The Tower / Micron transaction should turn out to be a win-win situation for both companies. Micron gets to reduce its fixed expenses, shed some liabilities, and phase out of a facility that is no longer suited to meet its customer demands. Tower gets to acquire a 200mm operation that is well suited to its needs at a low entry cost while adding Micron as a significant customer with long-term, built-in revenue. This transaction may turn out to be the first of several in which outside companies choose to acquire Japanese fabs. Given the right deal structure, more transactions like this could make sense for both sides in the future.

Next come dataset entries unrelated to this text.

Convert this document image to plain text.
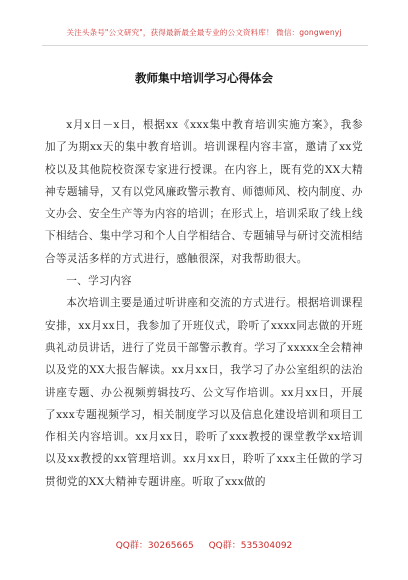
关注头条号"公文研究"，获得最新最全最专业的公文资料库！ 微信：gongwenyj
教师集中培训学习心得体会

x月x日－x日，根据xx《xxx集中教育培训实施方案》，我参加了为期xx天的集中教育培训。培训课程内容丰富，邀请了xx党校以及其他院校资深专家进行授课。在内容上，既有党的XX大精神专题辅导，又有以党风廉政警示教育、师德师风、校内制度、办文办会、安全生产等为内容的培训；在形式上，培训采取了线上线下相结合、集中学习和个人自学相结合、专题辅导与研讨交流相结合等灵活多样的方式进行，感触很深，对我帮助很大。

一、学习内容

本次培训主要是通过听讲座和交流的方式进行。根据培训课程安排，xx月xx日，我参加了开班仪式，聆听了xxxx同志做的开班典礼动员讲话，进行了党员干部警示教育。学习了xxxxx全会精神以及党的XX大报告解读。xx月xx日，我学习了办公室组织的法治讲座专题、办公视频剪辑技巧、公文写作培训。xx月xx日，开展了xxx专题视频学习，相关制度学习以及信息化建设培训和项目工作相关内容培训。xx月xx日，聆听了xxx教授的课堂教学xx培训以及xx教授的xx管理培训。xx月xx日，聆听了xxx主任做的学习贯彻党的XX大精神专题讲座。听取了xxx做的

QQ群：30265665 QQ群：535304092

ATREG ACTS AS EXCLUSIVE ADVISOR ON TWO RECENT KEY INDUSTRY TRANSACTIONS
ATREG recently facilitated two substantial fab transactions in the U.S. and Germany. ATREG acted as the exclusive financial advisor to Renesas Electronics in the sale of its 200mm semiconductor fab to TELEFUNKEN Semiconductors for approximately $53 million. TELEFUNKEN will use the Roseville, CA facility to manufacture its own analog / mixed-signal high-voltage products as well as products for strategic foundry partners. The buyer has also entered into a supply agreement with Renesas Electronics for manufacturing services at the Roseville fab while preserving the entire workforce.
In Germany, ATREG advised insolvency administrator Dr. Michael Jaffé, on behalf of Qimonda Dresden, throughout the successful sale of Qimonda’s remaining fabs. Infineon Technologies, a leading provider of semiconductor and system solutions addressing energy efficiency, mobility, and security headquartered in Munich, Germany, purchased these assets for €100,600,000. The transaction includes a 300mm production fab, a 300mm R&D fab, manufacturing equipment, as well as related support and administrative facilities.